Great! Except... no. There is a huge IPv4 address shortage (only 4 billion of them, after all), so many people may be behind CGNAT (sharing IPs with many other people). Or in any other situation where they don't have their own IP and can't open/forward ports. The IPv6 situation is much better, but it isn't an option everywhere. Plus, IPv6 is famously in the midst of a multi-decade botched adoption, so many clients just don't support IPv6. Even assuming that isn't a problem, and ignoring any monetary costs, there are naturally many, many, security concerns related to allowing anyone to send stuff to your ports. Additionally, anyone could figure out the general location of your residence with your IP. The authorities or anyone resourceful could figure out the exact address, name, etc.

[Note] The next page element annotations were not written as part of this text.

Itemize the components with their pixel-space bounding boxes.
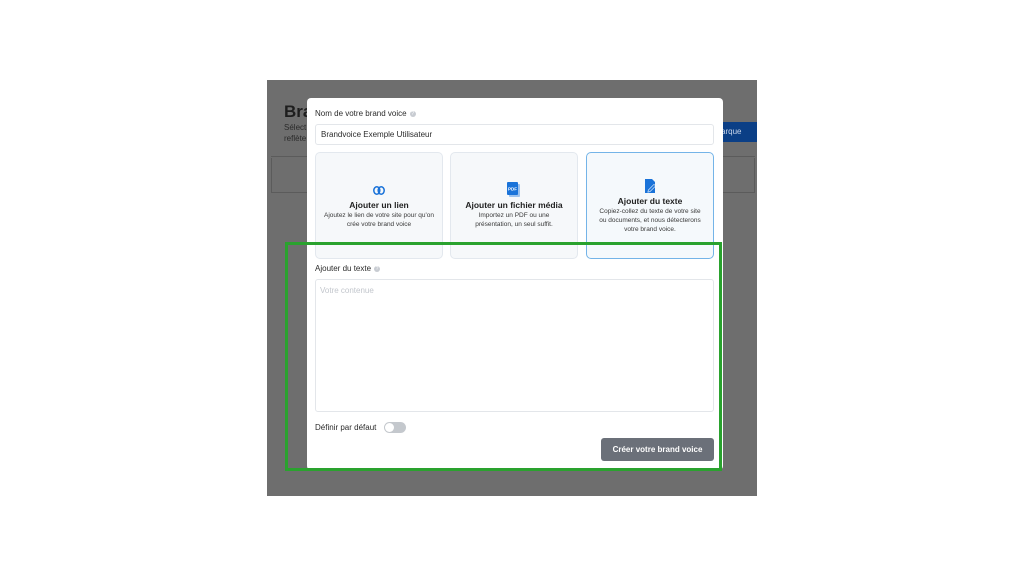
option-description: Importez un PDF ou une présentation, un … [475, 212, 553, 228]
option-description: Copiez-collez du texte de votre site ou … [599, 208, 701, 233]
option-title: Ajouter un fichier média [465, 200, 563, 210]
brand-voice-name-input[interactable] [315, 124, 714, 145]
screen: Bra Sélect reflète arque Nom de votre br… [0, 0, 1024, 576]
background-primary-button: arque [719, 122, 757, 142]
link-icon [316, 186, 442, 195]
background-page-subtitle: Sélect [284, 123, 307, 132]
option-title: Ajouter un lien [349, 200, 409, 210]
brand-voice-name-label: Nom de votre brand voice? [315, 109, 416, 118]
option-description: Ajoutez le lien de votre site pour qu'on… [324, 212, 435, 228]
edit-text-icon [587, 179, 713, 194]
option-title: Ajouter du texte [617, 196, 683, 206]
background-page-subtitle-2: reflète [284, 134, 307, 143]
pdf-file-icon: PDF [451, 182, 577, 197]
highlight-box [285, 242, 722, 471]
info-icon[interactable]: ? [409, 110, 416, 117]
svg-text:PDF: PDF [508, 187, 517, 192]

The usual solution to this is to have Cloudflare manage the DNS and proxy requests to you. They will do this for free. It's quite nice, but ultimately this is something that depends on the generosity of Cloudflare, and cannot be counted on forever. Plus, it is quite unhealthy for large swaths of the internet to depend on just Cloudflare, and letting Cloudflare snoop on all the traffic isn't great. Even encrypted traffic has valuable metadata. Cloudflare also provides a service for those who can't (or don't want to) open ports, called Cloudflare Tunnel (thank you, Cloudflare). But again, this depends on the generosity of Cloudflare, allows them to snoop, and understandably has limitations if doing anything out of the ordinary. For example, if I wanted to host a web server at the domain prussia.ban (`.ban` not being a "real" [ICANN] TLD), publically accessible to anyone who uses my DoH server, I'd need a IPv4/IPv6 address, there is just no way around it. Cloudflare won't work for these non-existent domains, understandably. So, to self-host (or host on a VPS without paying for a IPv4 address), the only free choice is basically to use Cloudflare.

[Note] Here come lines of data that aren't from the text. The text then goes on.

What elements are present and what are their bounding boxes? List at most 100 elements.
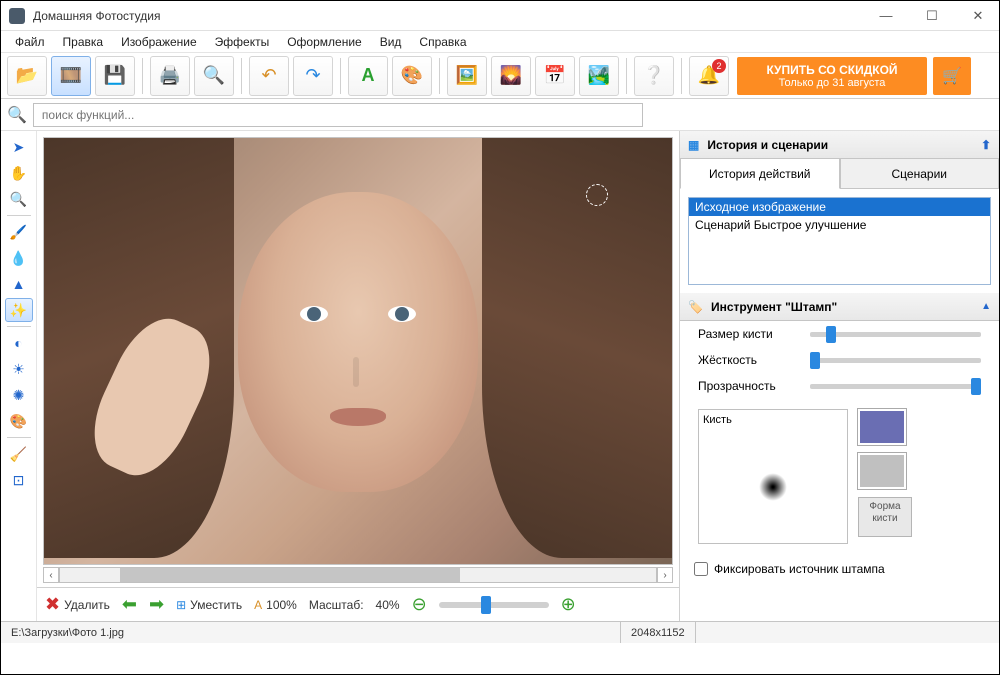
- open-button[interactable]: 📂: [7, 56, 47, 96]
- fix-source-label: Фиксировать источник штампа: [714, 562, 885, 576]
- stamp-tool[interactable]: ✨: [5, 298, 33, 322]
- menu-help[interactable]: Справка: [411, 33, 474, 51]
- prev-button[interactable]: ⬅: [122, 594, 137, 615]
- separator: [439, 58, 440, 94]
- undo-button[interactable]: ↶: [249, 56, 289, 96]
- menu-edit[interactable]: Правка: [55, 33, 112, 51]
- horizontal-scrollbar[interactable]: ‹ ›: [43, 567, 673, 583]
- menu-view[interactable]: Вид: [372, 33, 410, 51]
- scroll-up-icon[interactable]: ▲: [981, 301, 991, 312]
- color-primary[interactable]: [858, 409, 906, 445]
- opacity-label: Прозрачность: [698, 379, 798, 393]
- opacity-slider[interactable]: [810, 384, 981, 389]
- eraser-tool[interactable]: 🧹: [5, 442, 33, 466]
- separator: [681, 58, 682, 94]
- hardness-label: Жёсткость: [698, 353, 798, 367]
- slider-handle[interactable]: [971, 378, 981, 395]
- frame-button[interactable]: 🌄: [491, 56, 531, 96]
- canvas-image[interactable]: [43, 137, 673, 565]
- zoom-slider[interactable]: [439, 602, 549, 608]
- cart-button[interactable]: 🛒: [933, 57, 971, 95]
- zoom100-icon: A: [254, 598, 262, 612]
- menu-design[interactable]: Оформление: [279, 33, 369, 51]
- search-bar: 🔍: [1, 99, 999, 131]
- postcard-button[interactable]: 🏞️: [579, 56, 619, 96]
- help-button[interactable]: ❔: [634, 56, 674, 96]
- menu-effects[interactable]: Эффекты: [207, 33, 278, 51]
- scroll-thumb[interactable]: [120, 568, 460, 582]
- sharpen-tool[interactable]: ▲: [5, 272, 33, 296]
- text-button[interactable]: A: [348, 56, 388, 96]
- history-item[interactable]: Сценарий Быстрое улучшение: [689, 216, 990, 234]
- menu-image[interactable]: Изображение: [113, 33, 205, 51]
- brightness-tool[interactable]: ☀: [5, 357, 33, 381]
- history-tabs: История действий Сценарии: [680, 159, 999, 189]
- right-panel: ▦ История и сценарии ⬆ История действий …: [679, 131, 999, 621]
- close-button[interactable]: ✕: [965, 6, 991, 26]
- contrast-tool[interactable]: ◐: [5, 331, 33, 355]
- history-icon: ▦: [688, 138, 699, 152]
- palette-button[interactable]: 🎨: [392, 56, 432, 96]
- status-dimensions: 2048x1152: [621, 622, 696, 643]
- scroll-left-icon[interactable]: ‹: [43, 567, 59, 583]
- canvas-footer: ✖Удалить ⬅ ➡ ⊞Уместить A100% Масштаб: 40…: [37, 587, 679, 621]
- blur-tool[interactable]: 💧: [5, 246, 33, 270]
- fix-source-checkbox[interactable]: [694, 562, 708, 576]
- zoom-handle[interactable]: [481, 596, 491, 614]
- calendar-button[interactable]: 📅: [535, 56, 575, 96]
- zoom-tool[interactable]: 🔍: [5, 187, 33, 211]
- separator: [7, 437, 31, 438]
- search-input[interactable]: [33, 103, 643, 127]
- hand-tool[interactable]: ✋: [5, 161, 33, 185]
- crop-tool[interactable]: ⊡: [5, 468, 33, 492]
- promo-banner[interactable]: КУПИТЬ СО СКИДКОЙ Только до 31 августа: [737, 57, 927, 95]
- exposure-tool[interactable]: ✺: [5, 383, 33, 407]
- image-button[interactable]: 🖼️: [447, 56, 487, 96]
- color-secondary[interactable]: [858, 453, 906, 489]
- color-tool[interactable]: 🎨: [5, 409, 33, 433]
- menu-file[interactable]: Файл: [7, 33, 53, 51]
- fit-icon: ⊞: [176, 598, 186, 612]
- save-button[interactable]: 💾: [95, 56, 135, 96]
- promo-line2: Только до 31 августа: [779, 77, 886, 89]
- zoom100-button[interactable]: A100%: [254, 598, 297, 612]
- collapse-button[interactable]: ⬆: [981, 138, 991, 152]
- delete-icon: ✖: [45, 594, 60, 615]
- tool-title: Инструмент "Штамп": [711, 300, 837, 314]
- zoom-out-button[interactable]: ⊖: [412, 594, 427, 615]
- separator: [142, 58, 143, 94]
- scale-label: Масштаб:: [309, 598, 364, 612]
- brush-tool[interactable]: 🖌️: [5, 220, 33, 244]
- app-icon: [9, 8, 25, 24]
- fit-button[interactable]: ⊞Уместить: [176, 598, 242, 612]
- tab-scenarios[interactable]: Сценарии: [840, 159, 1000, 189]
- hardness-slider[interactable]: [810, 358, 981, 363]
- maximize-button[interactable]: ☐: [919, 6, 945, 26]
- tab-history[interactable]: История действий: [680, 159, 840, 189]
- delete-button[interactable]: ✖Удалить: [45, 594, 110, 615]
- next-button[interactable]: ➡: [149, 594, 164, 615]
- tool-icon: 🏷️: [688, 300, 703, 314]
- redo-button[interactable]: ↷: [293, 56, 333, 96]
- catalog-button[interactable]: 🎞️: [51, 56, 91, 96]
- slider-handle[interactable]: [826, 326, 836, 343]
- brush-size-slider[interactable]: [810, 332, 981, 337]
- tools-strip: ➤ ✋ 🔍 🖌️ 💧 ▲ ✨ ◐ ☀ ✺ 🎨 🧹 ⊡: [1, 131, 37, 621]
- preview-button[interactable]: 🔍: [194, 56, 234, 96]
- separator: [340, 58, 341, 94]
- notifications-button[interactable]: 🔔: [689, 56, 729, 96]
- brush-shape-button[interactable]: Форма кисти: [858, 497, 912, 537]
- brush-dot-icon: [759, 473, 787, 501]
- canvas-area: ‹ › ✖Удалить ⬅ ➡ ⊞Уместить A100% Масштаб…: [37, 131, 679, 621]
- fix-source-row: Фиксировать источник штампа: [680, 554, 999, 584]
- app-title: Домашняя Фотостудия: [33, 9, 873, 23]
- pointer-tool[interactable]: ➤: [5, 135, 33, 159]
- history-item[interactable]: Исходное изображение: [689, 198, 990, 216]
- zoom-in-button[interactable]: ⊕: [561, 594, 576, 615]
- menubar: Файл Правка Изображение Эффекты Оформлен…: [1, 31, 999, 53]
- status-filepath: E:\Загрузки\Фото 1.jpg: [1, 622, 621, 643]
- slider-handle[interactable]: [810, 352, 820, 369]
- print-button[interactable]: 🖨️: [150, 56, 190, 96]
- scroll-right-icon[interactable]: ›: [657, 567, 673, 583]
- minimize-button[interactable]: —: [873, 6, 899, 26]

For an intranet, where everyone is on the same network, this isn't too bad of an issue, since people who are in control of the router can just use the internal 192.168.* IPs. No need to worry about security/privacy, or pay for a IPv4/IPv6 address. Oh, except Firefox refuses to accept 192.168.* A records, probably for security reasons? 127.0.0.1 does seem to work, though... So it would have to be painfully proxied through 127.0.0.1. Argh!

This is terrible! Terrible! Webhosting should be accessible to anyone with an internet connection and some sort of computing device, without being forced to rely on the generosity of some mega-corp.

It's hard to argue making self-hosting easier and more accessible would be a bad thing, but perhaps this is just the way the world works. No one's entitled to a free lunch (well, so goes the saying). People should just shell out some money for an IPv4 address, right?

Wrong! Wrong! Wrong! This isn't how the world works. There is a free lunch. Tor onionsites (aka hidden services) does everything the World Wide Web cannot. No ports need to be opened. It could run behind CGNAT, or McDonald's wifi. Privacy is preserved, and the identity of the server is secret to clients (and the identity of the clients is secret to the server, but that's orthogonal for self-hosting). An encrypted connection is provided without needing to trust CAs. There are middlemen, but they can't peep and are interchangeable. How Tor onionsites work is out-of-scope of this post (but easily searchable on-line), but the point is, everyone I dream of is not only possible, but has already been done. Tor is the self-hosters dream. Tor is what the internet should be. I wake in the morning, furious that the World Wide Web works the way it does.